A 18H00, le taux d'emprunt à 10 ans de l'Allemagne a légèrement progressé à 0,827% contre 0,807%, mardi à la clôture sur le marché secondaire, où s'échange la dette déjà émise. Le taux de la France a suivi le même cheminement à 1,190% contre 1,170%. Les dettes des pays du sud se sont aussi stabilisées. Le rendement à 10 ans de l'Espagne a terminé à 2,191% contre 2,185%, tout comme celui de l'Italie à 2,431% contre 2,435%. En dehors de la zone euro, le taux britannique à 10 ans est monté à 2,260% contre 2,228% mardi. Aux États-Unis, le taux à 10 ans s'élevait également à 2,357% contre 2,334% mardi, tout comme celui à 30 ans à 3,070% contre 3,048% la veille. Le taux à 2 ans montait à 0,522% contre 0,513% mardi.


-PARIS- Les Bourses européennes ont fini dans le vert mercredi malgré des indicateurs contrastés en zone euro, à la veille d'une réunion de la BCE, et aux Etats-Unis, soutenues par l'accueil favorable par Wall Street de la victoire des républicains aux élections de mi-mandat et à leur prise de contrôle au Congrès. "Le marché s'appuie sur un flux globalement plus favorable pour les actions après s'être fait peur il y a une quinzaine de jours", relève Renaud Murail, gérant chez Barclays Bourse.

Les investisseurs ne se sont pas découragés devant l'essoufflement de la croissance de l'activité privée en octobre dans la zone euro. En France, l'activité dans le secteur privé, industrie et services confondus, a poursuivi sa contraction en octobre, mais dans une amplitude moindre que prévu, selon la société d'études économiques Markit.
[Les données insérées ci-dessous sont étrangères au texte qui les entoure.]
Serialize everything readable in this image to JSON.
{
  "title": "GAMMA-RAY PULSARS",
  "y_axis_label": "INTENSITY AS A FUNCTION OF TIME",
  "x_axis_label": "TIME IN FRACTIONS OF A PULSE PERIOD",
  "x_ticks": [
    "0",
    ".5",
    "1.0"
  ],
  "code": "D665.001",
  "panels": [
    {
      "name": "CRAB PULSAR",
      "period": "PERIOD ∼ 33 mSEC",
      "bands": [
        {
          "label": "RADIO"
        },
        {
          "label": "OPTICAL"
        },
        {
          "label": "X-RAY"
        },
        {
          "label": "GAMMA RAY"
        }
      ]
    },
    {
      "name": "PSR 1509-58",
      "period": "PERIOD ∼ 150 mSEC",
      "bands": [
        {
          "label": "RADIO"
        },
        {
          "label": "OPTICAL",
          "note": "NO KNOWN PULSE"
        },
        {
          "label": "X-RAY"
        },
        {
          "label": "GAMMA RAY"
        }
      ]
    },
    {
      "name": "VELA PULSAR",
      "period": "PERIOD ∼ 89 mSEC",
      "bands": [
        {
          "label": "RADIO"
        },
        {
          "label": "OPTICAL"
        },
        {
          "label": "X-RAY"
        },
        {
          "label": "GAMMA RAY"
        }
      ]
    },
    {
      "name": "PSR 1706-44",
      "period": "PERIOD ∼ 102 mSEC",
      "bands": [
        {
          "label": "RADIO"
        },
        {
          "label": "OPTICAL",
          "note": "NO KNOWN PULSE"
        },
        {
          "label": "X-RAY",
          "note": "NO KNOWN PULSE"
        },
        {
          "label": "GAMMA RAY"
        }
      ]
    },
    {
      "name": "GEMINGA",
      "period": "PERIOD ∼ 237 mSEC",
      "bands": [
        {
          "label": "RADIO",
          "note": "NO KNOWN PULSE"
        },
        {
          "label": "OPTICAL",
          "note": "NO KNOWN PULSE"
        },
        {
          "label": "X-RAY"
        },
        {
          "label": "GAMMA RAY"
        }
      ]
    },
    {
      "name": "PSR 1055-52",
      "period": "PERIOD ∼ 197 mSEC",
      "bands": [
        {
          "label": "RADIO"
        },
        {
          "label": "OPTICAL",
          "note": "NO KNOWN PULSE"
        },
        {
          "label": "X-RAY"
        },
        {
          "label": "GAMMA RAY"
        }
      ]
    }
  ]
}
Aux Etats-Unis, en octobre, le secteur privé a créé légèrement plus d'emplois que prévu (ADP) mais la hausse de l'activité dans les services (ISM) a légèrement ralenti.


-WASHINGTON-Un responsable de la Réserve fédérale américaine (Fed) a réitéré mercredi son opposition à un éventuel relèvement des taux d'intérêt aux Etats-Unis en 2015. Dans un discours devant une chambre de commerce dans le Minnesota, Narayana Kocherlakota, qui était le seul dissident lors du dernier Comité monétaire (FOMC) de la Fed, a estimé que l'inflation ne remonterait pas vers l'objectif de 2% de la Fed avant 2018.
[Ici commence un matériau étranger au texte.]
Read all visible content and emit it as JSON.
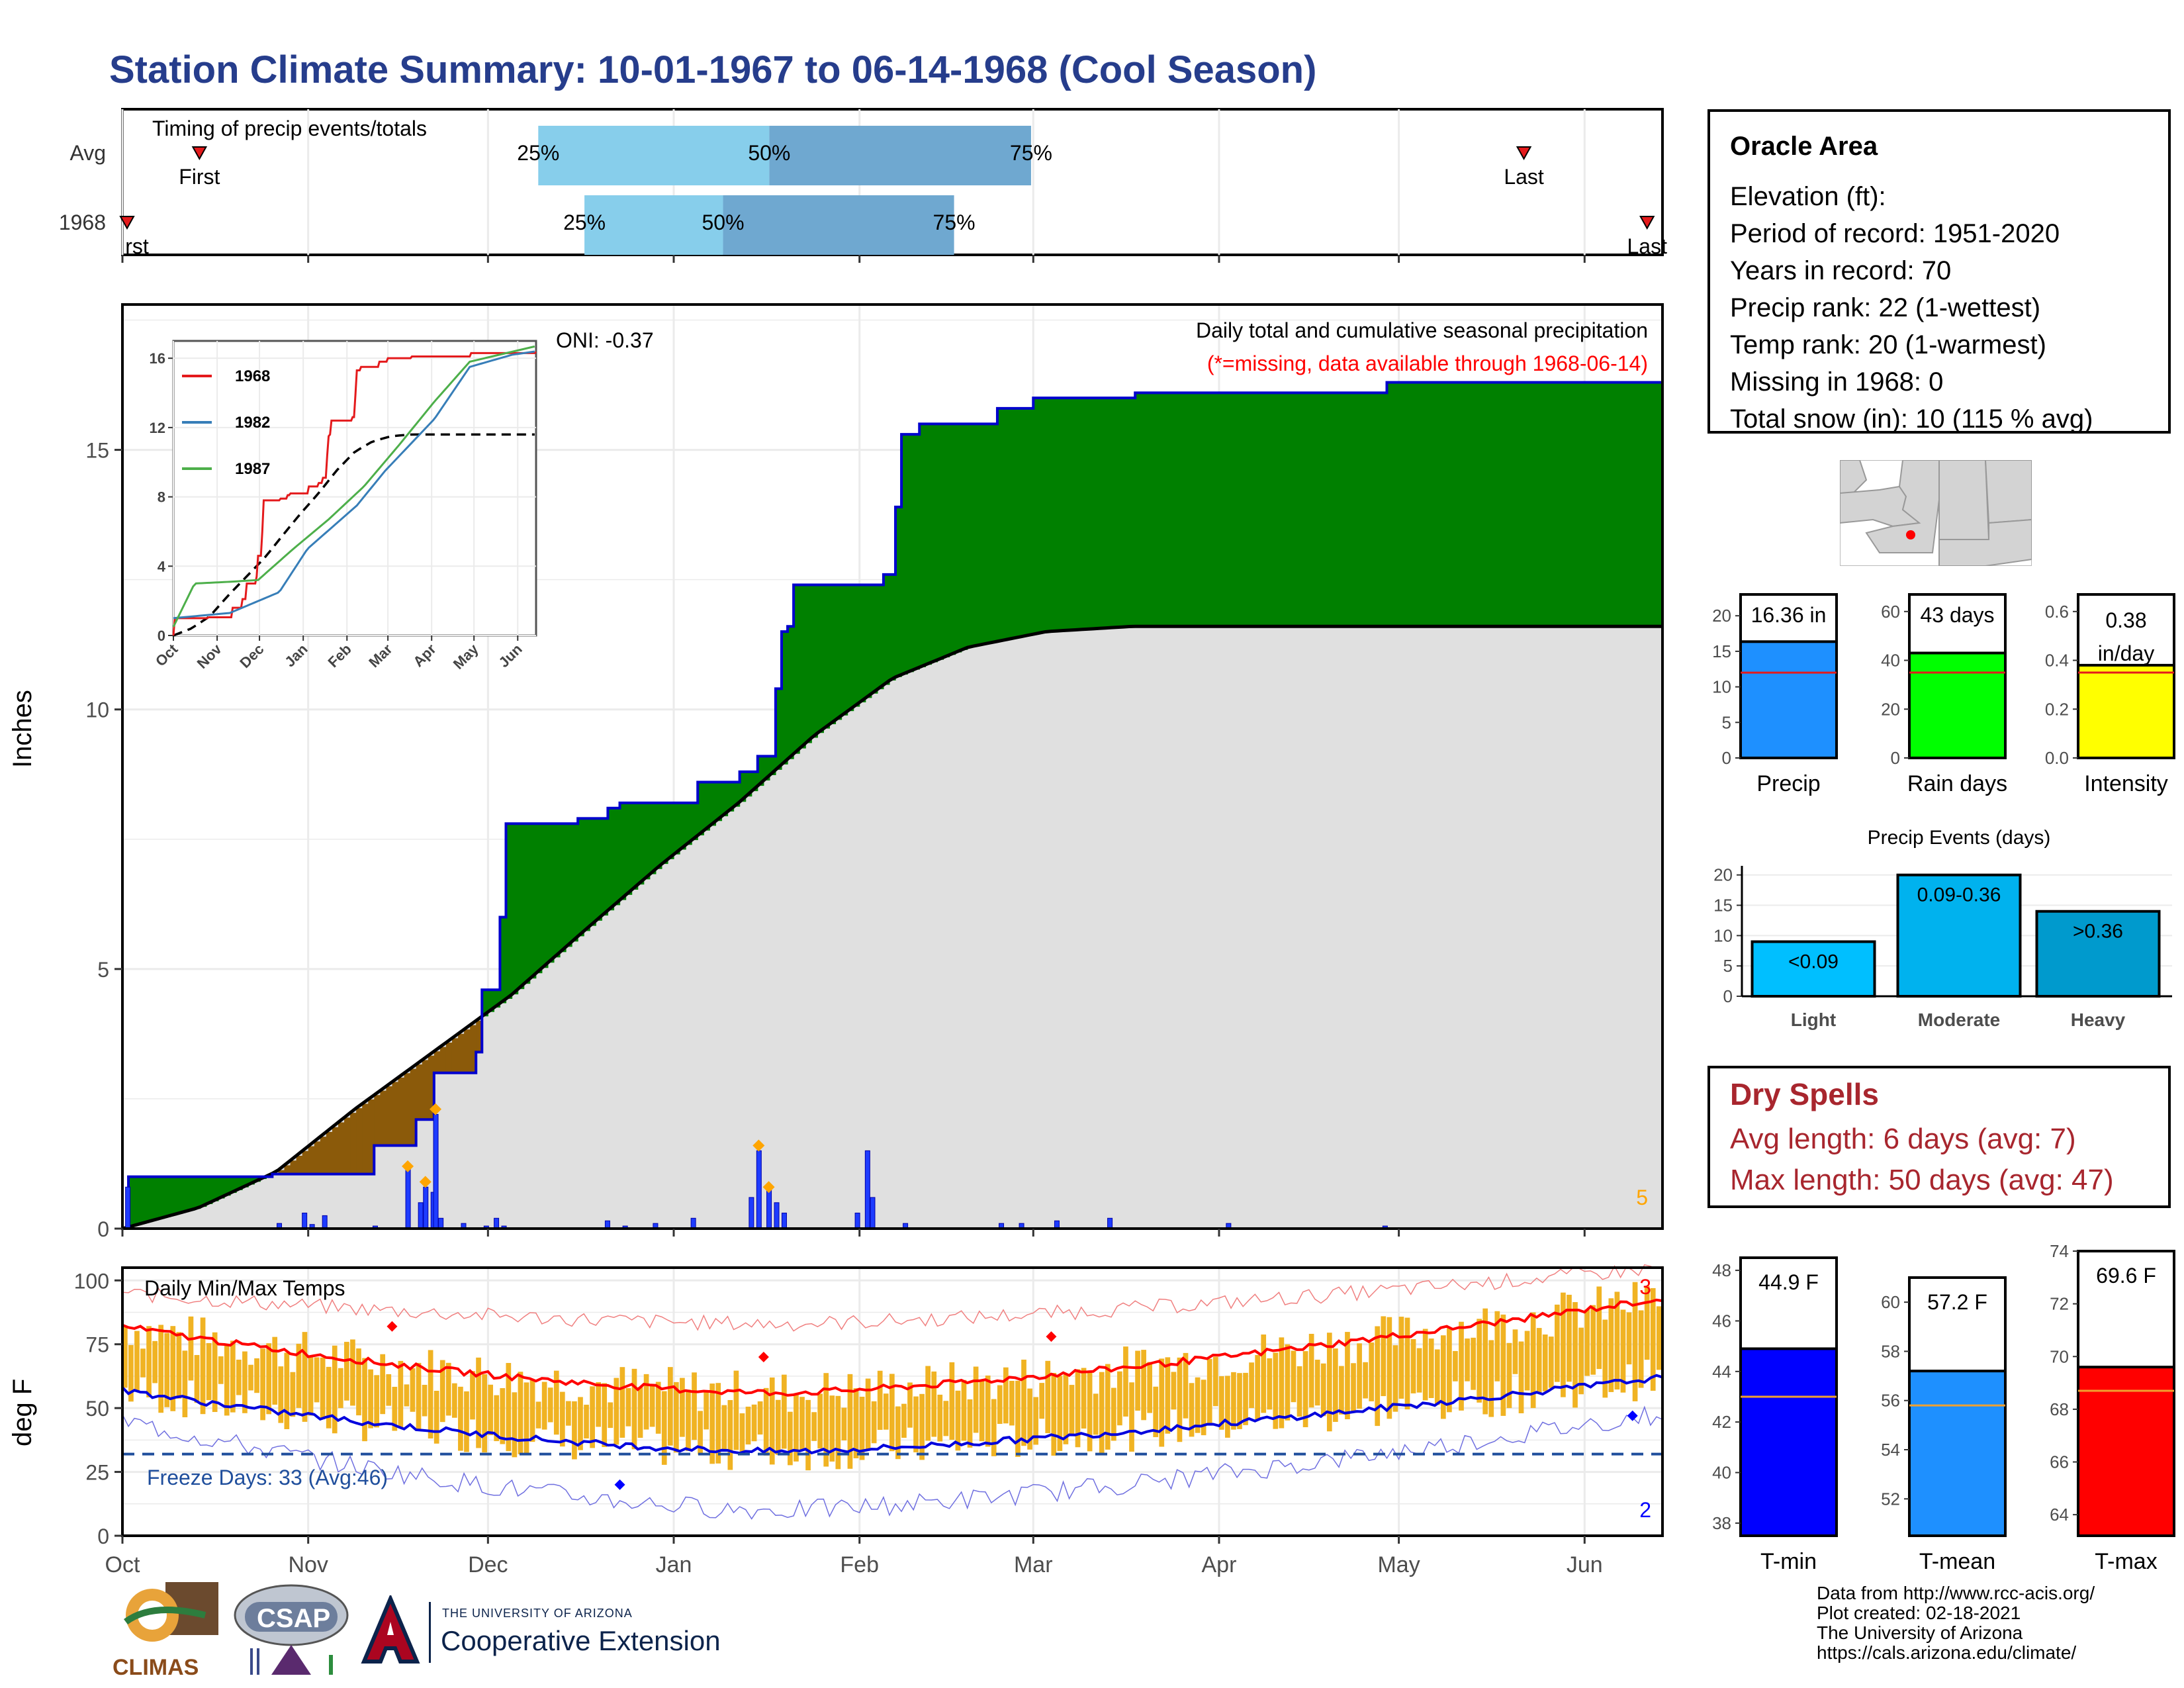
{
  "header": {
    "title": "Station Climate Summary: 10-01-1967 to 06-14-1968 (Cool Season)"
  },
  "timing": {
    "label": "Timing of precip events/totals",
    "rows": [
      {
        "name": "Avg",
        "first_label": "First",
        "last_label": "Last",
        "first": 0.05,
        "last": 0.91,
        "p25": 0.27,
        "p50": 0.42,
        "p75": 0.59,
        "p25_label": "25%",
        "p50_label": "50%",
        "p75_label": "75%"
      },
      {
        "name": "1968",
        "first_label": "rst",
        "last_label": "Last",
        "first": 0.0,
        "last": 0.99,
        "p25": 0.3,
        "p50": 0.39,
        "p75": 0.54,
        "p25_label": "25%",
        "p50_label": "50%",
        "p75_label": "75%"
      }
    ]
  },
  "precip_panel": {
    "ylabel": "Inches",
    "y_ticks": [
      "0",
      "5",
      "10",
      "15"
    ],
    "oni": "ONI: -0.37",
    "caption": "Daily total and cumulative seasonal precipitation",
    "missing_note": "(*=missing, data available through 1968-06-14)",
    "corner_count": "5"
  },
  "inset": {
    "y_ticks": [
      "0",
      "4",
      "8",
      "12",
      "16"
    ],
    "x_ticks": [
      "Oct",
      "Nov",
      "Dec",
      "Jan",
      "Feb",
      "Mar",
      "Apr",
      "May",
      "Jun"
    ],
    "legend": [
      {
        "label": "1968",
        "color": "#e41a1c"
      },
      {
        "label": "1982",
        "color": "#377eb8"
      },
      {
        "label": "1987",
        "color": "#4daf4a"
      }
    ]
  },
  "temp_panel": {
    "ylabel": "deg F",
    "label": "Daily Min/Max Temps",
    "y_ticks": [
      "0",
      "25",
      "50",
      "75",
      "100"
    ],
    "freeze": "Freeze Days: 33 (Avg:46)",
    "count_top": "3",
    "count_bottom": "2"
  },
  "x_axis": {
    "months": [
      "Oct",
      "Nov",
      "Dec",
      "Jan",
      "Feb",
      "Mar",
      "Apr",
      "May",
      "Jun"
    ]
  },
  "station": {
    "name": "Oracle Area",
    "lines": [
      "Elevation (ft):",
      "Period of record: 1951-2020",
      "Years in record: 70",
      "Precip rank: 22 (1-wettest)",
      "Temp rank: 20 (1-warmest)",
      "Missing in 1968: 0",
      "Total snow (in): 10 (115 % avg)"
    ]
  },
  "summary_bars": [
    {
      "label": "Precip",
      "value_text": "16.36 in",
      "value": 16.36,
      "avg": 12.0,
      "ymax": 23,
      "ticks": [
        "0",
        "5",
        "10",
        "15",
        "20"
      ],
      "tick_vals": [
        0,
        5,
        10,
        15,
        20
      ],
      "color": "#1e90ff"
    },
    {
      "label": "Rain days",
      "value_text": "43 days",
      "value": 43,
      "avg": 35,
      "ymax": 67,
      "ticks": [
        "0",
        "20",
        "40",
        "60"
      ],
      "tick_vals": [
        0,
        20,
        40,
        60
      ],
      "color": "#00ff00"
    },
    {
      "label": "Intensity",
      "value_text": "0.38 in/day",
      "value": 0.38,
      "avg": 0.35,
      "ymax": 0.67,
      "ticks": [
        "0.0",
        "0.2",
        "0.4",
        "0.6"
      ],
      "tick_vals": [
        0,
        0.2,
        0.4,
        0.6
      ],
      "color": "#ffff00"
    }
  ],
  "events": {
    "title": "Precip Events (days)",
    "ticks": [
      "0",
      "5",
      "10",
      "15",
      "20"
    ],
    "bars": [
      {
        "label": "Light",
        "value": 9,
        "text": "<0.09",
        "color": "#00bfff"
      },
      {
        "label": "Moderate",
        "value": 20,
        "text": "0.09-0.36",
        "color": "#00b2ee"
      },
      {
        "label": "Heavy",
        "value": 14,
        "text": ">0.36",
        "color": "#009acd"
      }
    ]
  },
  "dry_spells": {
    "title": "Dry Spells",
    "avg": "Avg length: 6 days (avg: 7)",
    "max": "Max length: 50 days (avg: 47)"
  },
  "temp_bars": [
    {
      "label": "T-min",
      "value_text": "44.9 F",
      "value": 44.9,
      "avg": 43.0,
      "ymin": 37.5,
      "ymax": 48.5,
      "ticks": [
        "38",
        "40",
        "42",
        "44",
        "46",
        "48"
      ],
      "tick_vals": [
        38,
        40,
        42,
        44,
        46,
        48
      ],
      "color": "#0000ff"
    },
    {
      "label": "T-mean",
      "value_text": "57.2 F",
      "value": 57.2,
      "avg": 55.8,
      "ymin": 50.5,
      "ymax": 61,
      "ticks": [
        "52",
        "54",
        "56",
        "58",
        "60"
      ],
      "tick_vals": [
        52,
        54,
        56,
        58,
        60
      ],
      "color": "#1e90ff"
    },
    {
      "label": "T-max",
      "value_text": "69.6 F",
      "value": 69.6,
      "avg": 68.7,
      "ymin": 63.2,
      "ymax": 74,
      "ticks": [
        "64",
        "66",
        "68",
        "70",
        "72",
        "74"
      ],
      "tick_vals": [
        64,
        66,
        68,
        70,
        72,
        74
      ],
      "color": "#ff0000"
    }
  ],
  "footer": {
    "climas": "CLIMAS",
    "csap": "CSAP",
    "ua_small": "THE UNIVERSITY OF ARIZONA",
    "ua_big": "Cooperative Extension",
    "credits": [
      "Data from http://www.rcc-acis.org/",
      "Plot created: 02-18-2021",
      "The University of Arizona",
      "https://cals.arizona.edu/climate/"
    ]
  },
  "chart_data": {
    "type": "area",
    "title": "Daily total and cumulative seasonal precipitation",
    "ylabel": "Inches",
    "ylim": [
      0,
      17.8
    ],
    "x": [
      "Oct",
      "Nov",
      "Dec",
      "Jan",
      "Feb",
      "Mar",
      "Apr",
      "May",
      "Jun"
    ],
    "series": [
      {
        "name": "1968",
        "points": [
          [
            0,
            0
          ],
          [
            1,
            1.0
          ],
          [
            57,
            1.05
          ],
          [
            99,
            1.6
          ],
          [
            115,
            2.1
          ],
          [
            123,
            3.0
          ],
          [
            140,
            3.4
          ],
          [
            141,
            4.5
          ],
          [
            142,
            4.6
          ],
          [
            148,
            6.0
          ],
          [
            151,
            7.8
          ],
          [
            180,
            7.9
          ],
          [
            191,
            8.1
          ],
          [
            196,
            8.2
          ],
          [
            225,
            8.2
          ],
          [
            226,
            8.6
          ],
          [
            244,
            8.8
          ],
          [
            251,
            9.1
          ],
          [
            258,
            10.4
          ],
          [
            260,
            11.5
          ],
          [
            262,
            11.6
          ],
          [
            264,
            12.4
          ],
          [
            280,
            12.4
          ],
          [
            300,
            12.6
          ],
          [
            305,
            13.9
          ],
          [
            308,
            15.3
          ],
          [
            315,
            15.5
          ],
          [
            343,
            15.5
          ],
          [
            345,
            15.8
          ],
          [
            360,
            16.0
          ],
          [
            400,
            16.1
          ],
          [
            500,
            16.3
          ],
          [
            610,
            16.36
          ]
        ]
      },
      {
        "name": "Average",
        "points": [
          [
            0,
            0
          ],
          [
            30,
            0.4
          ],
          [
            61,
            1.1
          ],
          [
            92,
            2.3
          ],
          [
            123,
            3.4
          ],
          [
            154,
            4.5
          ],
          [
            182,
            5.7
          ],
          [
            213,
            7.0
          ],
          [
            244,
            8.2
          ],
          [
            274,
            9.5
          ],
          [
            305,
            10.6
          ],
          [
            335,
            11.2
          ],
          [
            366,
            11.5
          ],
          [
            400,
            11.6
          ],
          [
            610,
            11.6
          ]
        ]
      }
    ],
    "daily_precip": [
      [
        2,
        0.8
      ],
      [
        62,
        0.1
      ],
      [
        72,
        0.3
      ],
      [
        75,
        0.08
      ],
      [
        80,
        0.25
      ],
      [
        100,
        0.05
      ],
      [
        113,
        1.2
      ],
      [
        118,
        0.5
      ],
      [
        120,
        0.8
      ],
      [
        123,
        0.7
      ],
      [
        124,
        2.2
      ],
      [
        126,
        0.2
      ],
      [
        135,
        0.1
      ],
      [
        144,
        0.05
      ],
      [
        148,
        0.2
      ],
      [
        151,
        0.05
      ],
      [
        192,
        0.15
      ],
      [
        199,
        0.05
      ],
      [
        211,
        0.1
      ],
      [
        226,
        0.2
      ],
      [
        249,
        0.6
      ],
      [
        252,
        1.5
      ],
      [
        256,
        0.8
      ],
      [
        259,
        0.5
      ],
      [
        262,
        0.3
      ],
      [
        291,
        0.3
      ],
      [
        295,
        1.5
      ],
      [
        297,
        0.6
      ],
      [
        310,
        0.1
      ],
      [
        348,
        0.1
      ],
      [
        356,
        0.1
      ],
      [
        370,
        0.15
      ],
      [
        391,
        0.2
      ],
      [
        438,
        0.1
      ],
      [
        500,
        0.05
      ]
    ],
    "temperature": {
      "ylim": [
        0,
        105
      ],
      "avg_max_start": 82,
      "avg_max_end": 93,
      "avg_max_min": 56,
      "avg_min_start": 57,
      "avg_min_end": 62,
      "avg_min_min": 33,
      "record_high_start": 95,
      "record_high_end": 105,
      "record_low_start": 45,
      "record_low_end": 48,
      "freeze_line": 32
    }
  }
}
"Cette perspective d'inflation faible implique, qu'à chaque prochaine réunion du FOMC en 2015, l'inflation devrait être en dessous de 2%", a estimé le président de l'antenne régionale de la Fed de Minneapolis. "Il serait donc inopportun de relever la cible des taux sur les fonds fédéraux au cours d'une de ces réunions du Comité", a-t-il ajouté.
La plupart des analystes s'attendent à une première hausse des taux d'intérêt vers le milieu de 2015, alors qu'ils sont maintenus proches de zéro depuis six ans.
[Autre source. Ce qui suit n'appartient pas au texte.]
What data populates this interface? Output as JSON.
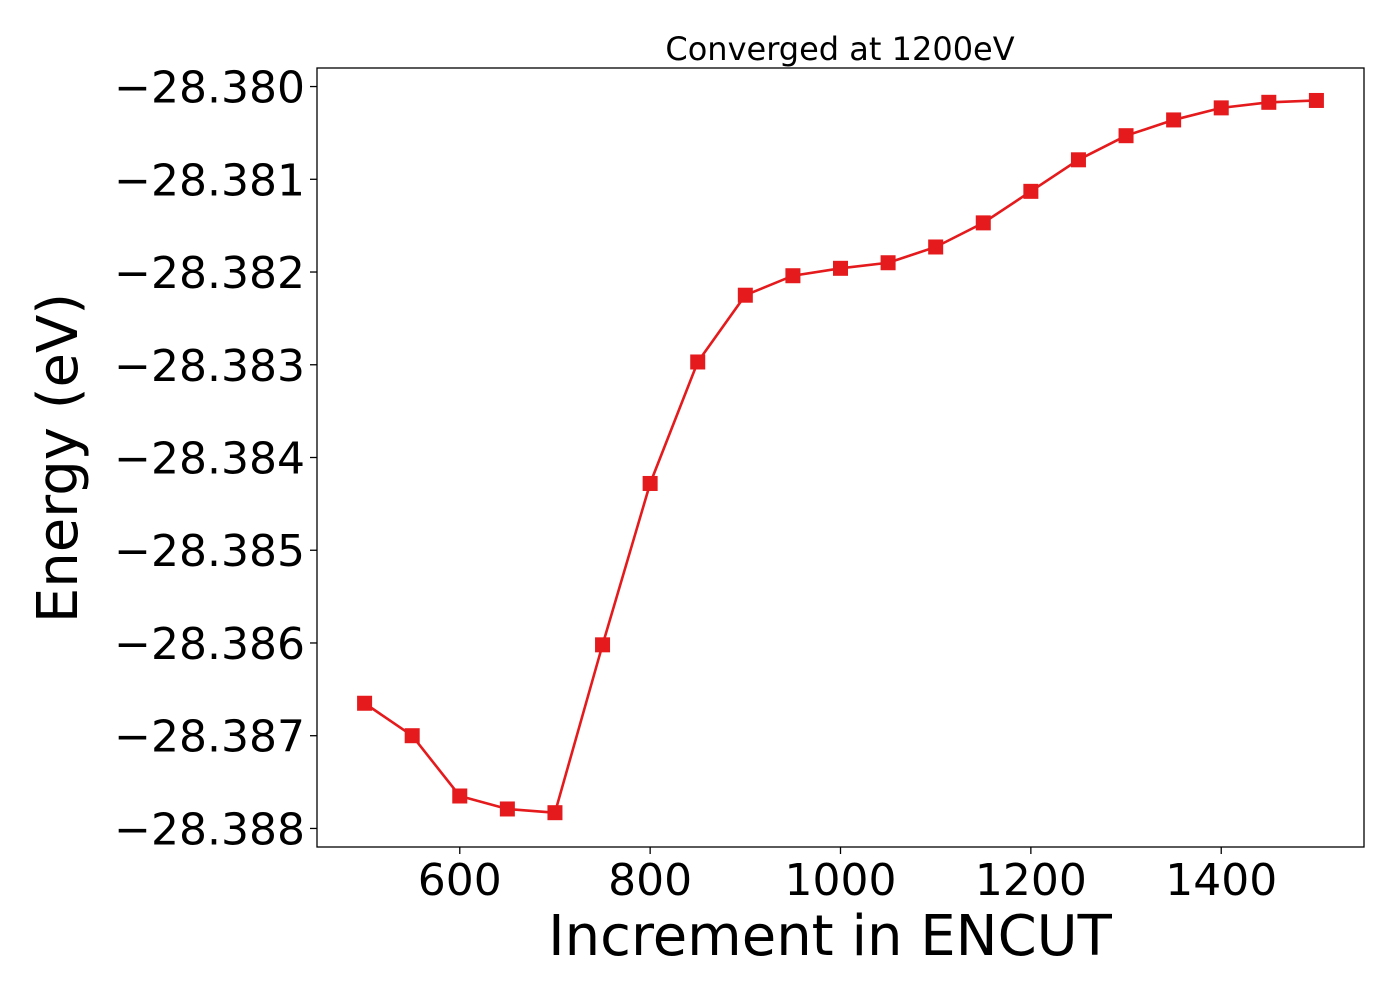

M. Kocherlakota, qui est connu pour être du côté des "colombes", plus préoccupées par le chômage que par l'inflation, est le seul membre du FOMC à avoir voté contre la décision de la Fed de cesser ses injections de liquidités.
L'inflation en glissement annuel, selon l'indice PCE le plus observé par la Fed, n'était que de 1,4% en septembre aux Etats-Unis.